If you're like many people today, you're just too busy to think about retirement. But no matter what your age, retirement may come sooner than you think and last longer than you planned. You might be surprised by these facts:
- A recent survey found that 53% of those polled expect to retire between the ages of 50 and 64.
- Because they're living longer, these retirees will have to make retirement income stretch for 18 to 29 years, on average.
The reality today: the sooner you can start saving for retirement, the better off you'll be. But it's difficult to save these days sometimes it takes two incomes just to make ends meet. Saving for retirement can be almost impossible.
That's why a lot of people look for a way to save that's easy and systematic. With a Tax Sheltered Annuity (TSA), also called a Tax Deferred Annuity (TDA), you get tax saving advantages that let you save for tomorrow without feeling the pinch today.

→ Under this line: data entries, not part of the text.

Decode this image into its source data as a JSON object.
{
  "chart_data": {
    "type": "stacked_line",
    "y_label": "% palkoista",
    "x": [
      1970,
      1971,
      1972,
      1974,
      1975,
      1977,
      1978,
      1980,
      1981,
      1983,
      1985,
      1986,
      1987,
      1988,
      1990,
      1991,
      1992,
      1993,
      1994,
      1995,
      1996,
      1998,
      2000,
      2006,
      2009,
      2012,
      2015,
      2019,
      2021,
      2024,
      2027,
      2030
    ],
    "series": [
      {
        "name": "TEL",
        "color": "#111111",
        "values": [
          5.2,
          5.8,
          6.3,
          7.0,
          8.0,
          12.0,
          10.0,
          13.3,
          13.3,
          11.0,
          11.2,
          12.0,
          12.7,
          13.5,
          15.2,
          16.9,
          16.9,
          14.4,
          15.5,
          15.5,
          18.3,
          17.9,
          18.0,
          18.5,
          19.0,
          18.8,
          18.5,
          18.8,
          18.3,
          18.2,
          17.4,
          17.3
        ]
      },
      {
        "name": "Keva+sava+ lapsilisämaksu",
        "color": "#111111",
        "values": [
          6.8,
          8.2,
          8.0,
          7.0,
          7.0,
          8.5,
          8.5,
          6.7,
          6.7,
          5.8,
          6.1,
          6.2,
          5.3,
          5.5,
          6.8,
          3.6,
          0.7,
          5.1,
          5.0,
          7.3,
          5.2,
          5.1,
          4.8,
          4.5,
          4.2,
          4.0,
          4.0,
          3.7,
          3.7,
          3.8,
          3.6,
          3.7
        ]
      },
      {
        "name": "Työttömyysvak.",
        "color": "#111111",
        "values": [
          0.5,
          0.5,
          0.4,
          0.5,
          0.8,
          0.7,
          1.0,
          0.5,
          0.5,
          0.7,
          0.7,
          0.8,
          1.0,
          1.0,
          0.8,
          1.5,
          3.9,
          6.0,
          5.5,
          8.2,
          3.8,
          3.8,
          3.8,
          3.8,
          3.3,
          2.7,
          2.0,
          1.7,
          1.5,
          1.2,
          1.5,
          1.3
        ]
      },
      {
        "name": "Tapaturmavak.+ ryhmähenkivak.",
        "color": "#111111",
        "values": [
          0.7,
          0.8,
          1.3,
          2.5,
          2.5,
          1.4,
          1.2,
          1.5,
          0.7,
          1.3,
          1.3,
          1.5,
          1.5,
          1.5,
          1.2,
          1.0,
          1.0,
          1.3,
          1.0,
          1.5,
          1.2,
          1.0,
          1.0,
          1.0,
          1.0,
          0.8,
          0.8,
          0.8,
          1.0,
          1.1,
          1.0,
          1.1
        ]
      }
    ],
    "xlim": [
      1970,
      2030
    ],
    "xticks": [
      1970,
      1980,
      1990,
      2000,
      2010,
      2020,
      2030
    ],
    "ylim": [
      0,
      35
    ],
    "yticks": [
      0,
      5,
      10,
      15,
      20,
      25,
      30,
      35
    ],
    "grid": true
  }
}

And that's a retirement reality, not a myth.
Myth #1: There's Really No Need to Save for Retirement.
Reality:In decades past, employees could count on the three-legged stool of retirement income: a guaranteed pension benefit from their employer and regular Social Security payments supplemented by any additional personal savings. But things are different today. Many employers are reducing pension benefits, or eliminating them all together. The long-term future of Social Security remains questionable. And Americans haven't done well with their savings, either the personal savings rate in the U.S. in 1992 was less than 5% of disposable income. The bottom line: retirees of the future will have to depend on the money they can accumulate during their working years for a good portion of their retirement income. Today, saving for retirement living is a necessity and a smart investment plan can make it easy.
Myth #2: You Need Less Money to Live When You're Retired.
Reality:Experts say that to live comfortably in retirement, retirees need approximately 80% of their pre-retirement income. That's because there will still be living expenses, fees for recreation, and the increasing costs of health care. For many, "retirement" may mean a time to travel, build a new home, or begin a small business all of which require cash. Without a systematic savings plan, the money won't be there to make those dreams come true.